Walker also acknowledges that for undertaking any “transactional” activity there is not yet a secure method for first direct to do it over social media. This is being addressed and she reveals it is a major part of the company’s social business strategy that will be implemented over the following year. Paul Johns, chief marketing officer at Conversocial, agrees it is important not to have to move customers off their preferred channel of communication, which he says is increasingly the social media platforms – because it is quick and convenient. “Companies should stick to these channels to resolve issues as it is more dynamic and visual. More people will then come to the channel with genuine questions.”

But Johns adds that it is imperative the right people are assigned the tasks of communicating with customers. Although marketing have traditionally owned social media he says questions should ideally be answered by trained contact centre employees who are effectively the equivalent of sales people in the company.

Conversocial has helped the likes of Barclaycard to set up dedicated teams to deal with what have been increasing volumes of people using social media to communicate. Johns says that only a couple of years ago a mere 5-10 per cent of call-centre volumes were from social media-based queries but now it is more like 25 per cent. As well as the volumes increasing there is also a strong ROI case because he suggests well trained agents can deal with up to five customers at the same time on social media compared with only one-at-a-time on the phone.

This is made possible by automating social media posts, based on rules, topic tags, language and prioritisation, whereby they are diverted to specific agents. Conversocial also has a Clipboard tool that agents can use for FAQs, which again helps them speed up their ability to respond. A new development from the company is its Crowds product (that is initially being used by Google Pay), which helps financial services firms build-up unpaid advocates of their products. These individuals answer the questions from other customers over social media and their reward is to build their brand equity based on the scores they are assigned by the financial services firm.

Although banks have not necessarily been the front-runners in adopting social media many have been invested in ‘listening’ type technologies and Johns says “they now have no choice but to be [more] involved in the conversation”. Robin Collyer, marketing and decisioning specialist at Pegasystems, agrees and suggests that although there remains a great amount of uncertainty around how financial services firms should best deal with social media the reality is that they are all aware that they need to take into account what is being said about them (and their products) in the marketplace.

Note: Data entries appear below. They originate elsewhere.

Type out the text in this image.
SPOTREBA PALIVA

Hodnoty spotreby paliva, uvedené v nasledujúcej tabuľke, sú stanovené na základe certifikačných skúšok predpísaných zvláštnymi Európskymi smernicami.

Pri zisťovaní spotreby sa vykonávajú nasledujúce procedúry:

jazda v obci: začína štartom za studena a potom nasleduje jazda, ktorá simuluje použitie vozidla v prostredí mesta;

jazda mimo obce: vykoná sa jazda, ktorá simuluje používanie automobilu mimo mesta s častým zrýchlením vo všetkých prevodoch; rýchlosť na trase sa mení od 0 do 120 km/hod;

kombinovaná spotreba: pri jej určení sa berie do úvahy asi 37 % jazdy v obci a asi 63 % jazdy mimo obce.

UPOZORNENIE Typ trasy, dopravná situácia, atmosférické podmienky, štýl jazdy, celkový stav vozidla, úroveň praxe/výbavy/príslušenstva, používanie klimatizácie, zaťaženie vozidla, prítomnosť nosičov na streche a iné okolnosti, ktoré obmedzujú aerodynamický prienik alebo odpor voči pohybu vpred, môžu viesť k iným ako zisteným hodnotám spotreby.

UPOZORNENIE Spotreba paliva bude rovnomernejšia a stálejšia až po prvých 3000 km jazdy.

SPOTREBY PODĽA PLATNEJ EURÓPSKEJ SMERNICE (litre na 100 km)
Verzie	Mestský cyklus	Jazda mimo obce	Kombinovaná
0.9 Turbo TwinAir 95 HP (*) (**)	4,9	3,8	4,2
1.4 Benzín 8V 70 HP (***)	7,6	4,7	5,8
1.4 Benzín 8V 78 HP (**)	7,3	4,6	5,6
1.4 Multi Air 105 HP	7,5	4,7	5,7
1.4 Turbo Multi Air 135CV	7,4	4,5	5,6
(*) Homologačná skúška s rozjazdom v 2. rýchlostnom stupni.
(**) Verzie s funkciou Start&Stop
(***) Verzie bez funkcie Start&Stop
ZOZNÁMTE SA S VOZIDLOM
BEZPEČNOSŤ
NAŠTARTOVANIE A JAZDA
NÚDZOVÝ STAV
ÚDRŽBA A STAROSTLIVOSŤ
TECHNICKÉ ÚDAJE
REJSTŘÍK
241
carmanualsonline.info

“The core of Pegasystems’ decisioning brain is to take into account all the things understandable about a customer – including social media channels. They need to listen and monitor sentiment,” he says, adding that social media is a good way to highlight transparency. A lot of money goes into restoring the trust of the banks and better transparency would be a proxy for this. Listen furiously and adapt your products to this and also reduce the goal to sell and instead look to get higher up Trip Advisor-type scores,” says Collyer.

The focus is certainly on listening rather than promotion, he observes, adding that: “For most financial services companies it’s not a sales channel. You can’t send picture of a mortgage [on Instagram].”

While this is true for now, the way social media is developing and the likes of Atom Bank are looking to rock the boat, who knows how soon such activities will be a possibility. But before the industry becomes too hyped up by the promised opportunities, Collyer warns that companies have to be very careful not to be tempted to over-focus on these channels – especially as they are typically used by the well off demographics.

“A third of them are affluent, or emerging affluent, so clearly they are a key group but there is a danger of over-focusing on this grouping. Companies have to recognise it as just another communications medium – one that’s very personal,” he suggests, in a cautionary tone that the rest of the industry will no doubt take great comfort from in these times of revolution in the sector.